Back after a seven-year hiatus, Garbage's fifth full-length release sees them returning to the electronics-laden pop-rock of their first two (and undisputedly best) albums. The opener Automatic System Habit is a song of almost Gaga-esque grandiosity.

But although the band could be accused of aping the megastar with robot-vocals and throbbing rhythms, it's worth remembering that the singer Shirley Manson was herself once a contender for the title of pop's most compelling and enigmatic female.

Control and Big Bright World almost answer some of the perennial questions, namely: how did the band manage to sell so many records, and how are they still around? Both tunes offer the kind of giant hooks that allowed them to saturate the airwaves and fill stadiums around the world more than a decade ago.

It's when they try to do something other than make radio-friendly rock that the cracks begin to emerge. The title track, a drowsy lament to the disposed, is an attempt at giving the album some emotional depth. But the song just comes-off as unconvincing and muddled, as well as offering one of the worst opening lines in recent memory.

Later on, I Hate Love seems designed for dance floors rather than rock clubs, but there's something a little geriatric about it.

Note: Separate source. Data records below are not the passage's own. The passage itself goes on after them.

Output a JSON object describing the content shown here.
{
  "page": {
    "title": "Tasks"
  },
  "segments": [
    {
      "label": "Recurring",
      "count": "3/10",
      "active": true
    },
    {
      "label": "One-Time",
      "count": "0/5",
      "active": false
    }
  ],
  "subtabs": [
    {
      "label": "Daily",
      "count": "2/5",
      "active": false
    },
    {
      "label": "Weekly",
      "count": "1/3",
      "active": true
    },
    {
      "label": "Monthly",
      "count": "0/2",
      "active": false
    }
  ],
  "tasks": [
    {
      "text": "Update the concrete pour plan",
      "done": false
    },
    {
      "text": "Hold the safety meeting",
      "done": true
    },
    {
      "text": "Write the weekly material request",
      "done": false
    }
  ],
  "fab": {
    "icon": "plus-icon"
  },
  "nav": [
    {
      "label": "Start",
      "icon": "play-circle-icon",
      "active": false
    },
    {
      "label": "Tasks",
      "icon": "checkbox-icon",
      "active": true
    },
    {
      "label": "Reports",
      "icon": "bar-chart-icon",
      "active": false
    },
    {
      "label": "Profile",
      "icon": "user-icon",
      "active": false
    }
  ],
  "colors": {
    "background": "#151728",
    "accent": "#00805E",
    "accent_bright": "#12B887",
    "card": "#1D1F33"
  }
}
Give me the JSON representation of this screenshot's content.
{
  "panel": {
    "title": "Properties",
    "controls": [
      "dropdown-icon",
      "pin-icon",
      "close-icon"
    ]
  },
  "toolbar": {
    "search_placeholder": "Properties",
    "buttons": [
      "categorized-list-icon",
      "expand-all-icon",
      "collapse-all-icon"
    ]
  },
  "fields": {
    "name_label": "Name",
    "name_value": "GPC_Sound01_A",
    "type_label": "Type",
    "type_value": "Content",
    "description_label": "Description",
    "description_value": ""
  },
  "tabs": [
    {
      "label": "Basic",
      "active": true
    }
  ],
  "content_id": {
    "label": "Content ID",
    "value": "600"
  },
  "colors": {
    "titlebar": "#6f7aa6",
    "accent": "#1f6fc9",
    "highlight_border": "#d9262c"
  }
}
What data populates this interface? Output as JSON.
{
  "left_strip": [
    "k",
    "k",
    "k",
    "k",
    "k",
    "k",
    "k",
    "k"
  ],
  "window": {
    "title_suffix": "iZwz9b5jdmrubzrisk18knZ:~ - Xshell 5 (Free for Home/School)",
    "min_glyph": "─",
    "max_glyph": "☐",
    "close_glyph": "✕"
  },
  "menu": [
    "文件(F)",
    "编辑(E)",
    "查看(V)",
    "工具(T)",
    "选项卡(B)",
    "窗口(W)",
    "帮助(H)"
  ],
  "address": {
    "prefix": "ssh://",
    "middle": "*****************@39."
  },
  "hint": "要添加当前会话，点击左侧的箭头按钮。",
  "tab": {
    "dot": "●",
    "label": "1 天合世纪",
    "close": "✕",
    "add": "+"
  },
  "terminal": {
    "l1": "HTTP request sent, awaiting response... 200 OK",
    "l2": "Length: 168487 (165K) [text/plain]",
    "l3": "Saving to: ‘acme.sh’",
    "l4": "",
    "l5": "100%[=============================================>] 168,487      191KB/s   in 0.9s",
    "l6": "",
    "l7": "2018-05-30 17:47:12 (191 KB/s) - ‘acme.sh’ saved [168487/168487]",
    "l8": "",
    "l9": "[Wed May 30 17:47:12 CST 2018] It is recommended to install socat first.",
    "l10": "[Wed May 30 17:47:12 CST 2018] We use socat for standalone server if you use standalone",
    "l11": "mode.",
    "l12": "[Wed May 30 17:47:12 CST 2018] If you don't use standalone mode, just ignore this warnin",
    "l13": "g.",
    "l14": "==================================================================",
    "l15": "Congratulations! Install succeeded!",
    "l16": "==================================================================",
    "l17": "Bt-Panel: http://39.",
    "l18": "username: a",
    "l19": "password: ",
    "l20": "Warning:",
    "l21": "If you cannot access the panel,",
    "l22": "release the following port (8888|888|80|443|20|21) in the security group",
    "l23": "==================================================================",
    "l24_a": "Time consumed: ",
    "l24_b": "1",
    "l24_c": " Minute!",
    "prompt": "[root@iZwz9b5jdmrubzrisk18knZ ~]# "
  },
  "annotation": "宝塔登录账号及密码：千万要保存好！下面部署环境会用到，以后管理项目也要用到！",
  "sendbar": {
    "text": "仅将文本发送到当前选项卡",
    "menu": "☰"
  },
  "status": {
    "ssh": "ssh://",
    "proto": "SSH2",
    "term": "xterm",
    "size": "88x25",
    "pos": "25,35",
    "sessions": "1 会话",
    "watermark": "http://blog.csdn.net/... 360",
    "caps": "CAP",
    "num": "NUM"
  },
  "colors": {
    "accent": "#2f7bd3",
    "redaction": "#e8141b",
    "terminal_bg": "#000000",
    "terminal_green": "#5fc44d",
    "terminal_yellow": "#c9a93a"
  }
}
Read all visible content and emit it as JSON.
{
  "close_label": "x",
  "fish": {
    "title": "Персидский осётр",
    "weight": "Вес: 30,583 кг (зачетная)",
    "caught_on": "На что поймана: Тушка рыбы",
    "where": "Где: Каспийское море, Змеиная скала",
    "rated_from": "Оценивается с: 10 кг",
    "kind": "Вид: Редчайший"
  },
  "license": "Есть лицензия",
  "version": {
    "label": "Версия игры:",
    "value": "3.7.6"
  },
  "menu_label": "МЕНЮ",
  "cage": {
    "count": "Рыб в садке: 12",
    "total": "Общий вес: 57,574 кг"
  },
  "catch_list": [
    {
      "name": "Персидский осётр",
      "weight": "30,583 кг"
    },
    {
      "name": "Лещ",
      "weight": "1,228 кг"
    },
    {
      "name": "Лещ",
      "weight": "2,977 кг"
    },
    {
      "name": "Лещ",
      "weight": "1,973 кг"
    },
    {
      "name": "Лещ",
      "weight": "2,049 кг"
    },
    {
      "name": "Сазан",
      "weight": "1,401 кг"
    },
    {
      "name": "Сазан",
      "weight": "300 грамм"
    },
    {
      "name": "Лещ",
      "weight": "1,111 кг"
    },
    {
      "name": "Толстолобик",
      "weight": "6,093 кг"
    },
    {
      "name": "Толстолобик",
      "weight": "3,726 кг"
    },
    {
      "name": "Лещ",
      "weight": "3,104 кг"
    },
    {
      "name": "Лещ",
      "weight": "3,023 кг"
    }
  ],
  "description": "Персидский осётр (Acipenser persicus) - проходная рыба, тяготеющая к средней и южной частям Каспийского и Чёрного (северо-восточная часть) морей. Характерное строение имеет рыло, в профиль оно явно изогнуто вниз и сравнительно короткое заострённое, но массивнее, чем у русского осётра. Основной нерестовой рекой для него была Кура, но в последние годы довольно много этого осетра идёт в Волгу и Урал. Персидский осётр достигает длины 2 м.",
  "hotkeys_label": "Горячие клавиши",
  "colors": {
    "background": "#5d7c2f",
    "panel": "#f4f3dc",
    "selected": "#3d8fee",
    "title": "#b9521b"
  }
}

The album is unlikely to catapult Garbage back to the dizzy heights of their heyday, but it's an achievement, nonetheless. How have a group that always reeked of gimmickry managed to stick around for 18 years? Having no shortage of catchy tunes is part of it, but there's also something about today's musical landscape - which has seen alternative culture hungrily consumed into the mainstream - that allows the band to fit right back in.